Aimee Sian Morgans | |
Workplaces: | Imperial College London |
Alma Mater: | University of Cambridge |
Thesis Title: | Transonic helicopter noise. |
Thesis Url: | http://www.worldcat.org/oclc/890159138 |
Thesis Year: | 2004 |
Aimee Sian Morgans is a British engineer who is Professor of Mechanical Engineering at Imperial College London. Her research considers thermoacoustic instabilities. She was elected Fellow of the Royal Academy of Engineering in 2021.
Morgans studied engineering at the University of Cambridge, where she earned a master's of arts, a master's of engineering and a doctorate.[1] Her doctoral research considered transonic helicopter noise.[2]
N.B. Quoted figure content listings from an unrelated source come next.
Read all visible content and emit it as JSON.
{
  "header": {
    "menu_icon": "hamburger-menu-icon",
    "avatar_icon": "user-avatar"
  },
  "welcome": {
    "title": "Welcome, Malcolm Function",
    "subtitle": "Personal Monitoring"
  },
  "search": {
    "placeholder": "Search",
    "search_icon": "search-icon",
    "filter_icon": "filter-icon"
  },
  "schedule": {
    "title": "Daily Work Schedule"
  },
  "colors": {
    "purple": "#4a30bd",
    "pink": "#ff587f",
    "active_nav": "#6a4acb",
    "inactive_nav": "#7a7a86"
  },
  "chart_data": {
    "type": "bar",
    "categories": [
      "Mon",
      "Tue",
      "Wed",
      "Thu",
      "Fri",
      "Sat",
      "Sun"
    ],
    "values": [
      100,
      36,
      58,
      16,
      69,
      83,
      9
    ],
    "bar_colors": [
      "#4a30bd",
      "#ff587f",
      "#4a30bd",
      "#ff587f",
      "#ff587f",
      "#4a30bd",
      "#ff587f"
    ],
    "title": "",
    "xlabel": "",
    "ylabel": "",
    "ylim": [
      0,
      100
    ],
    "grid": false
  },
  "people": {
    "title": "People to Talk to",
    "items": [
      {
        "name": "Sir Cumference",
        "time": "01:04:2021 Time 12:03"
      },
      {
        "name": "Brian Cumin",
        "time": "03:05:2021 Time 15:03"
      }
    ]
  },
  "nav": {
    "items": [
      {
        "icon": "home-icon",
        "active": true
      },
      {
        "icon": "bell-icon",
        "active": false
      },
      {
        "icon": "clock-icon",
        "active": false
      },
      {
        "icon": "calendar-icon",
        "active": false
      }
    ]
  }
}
In 2007, Morgans joined the faculty at Imperial College London. Morgans works on ways to make energy generation and transportation more environmentally friendly. In particular, she has concentrated on thermoacoustic instability and aerodynamic drag.[3] In 2013, Morgans was awarded a European Research Council (ERC) Starting Grant to study the emissions of gas turbines.[4] The combustion that occurs within gas turbines (for example those found in jet engines and power plants) produces emissions that can cause air pollution, but efforts to mitigate these emissions results in combustion instabilities. These instabilities occur due to unsteady burning of gases, which creates sound waves within the gas turbines that eventually damage the engines. These instabilities would limit the operational lifetimes of gas turbines, meaning that low emission turbines are not used in any meaningful capacity.[5] Morgans looks to develop mathematical models of combustion instabilities. Her research was further supported by the European Research Council and Engineering and Physical Sciences Research Council in 2017, who awarded her a consolidator grant to translate computational predictions of thermoacoustic instabilities into industrial design.[6] [7] Later that year Morgans was the first woman to be made Professor in the Mechanical Engineering department at Imperial College London.[8]
Morgans was elected a Fellow of the Royal Academy of Engineering in 2021.[9]
Morgans is married with two children.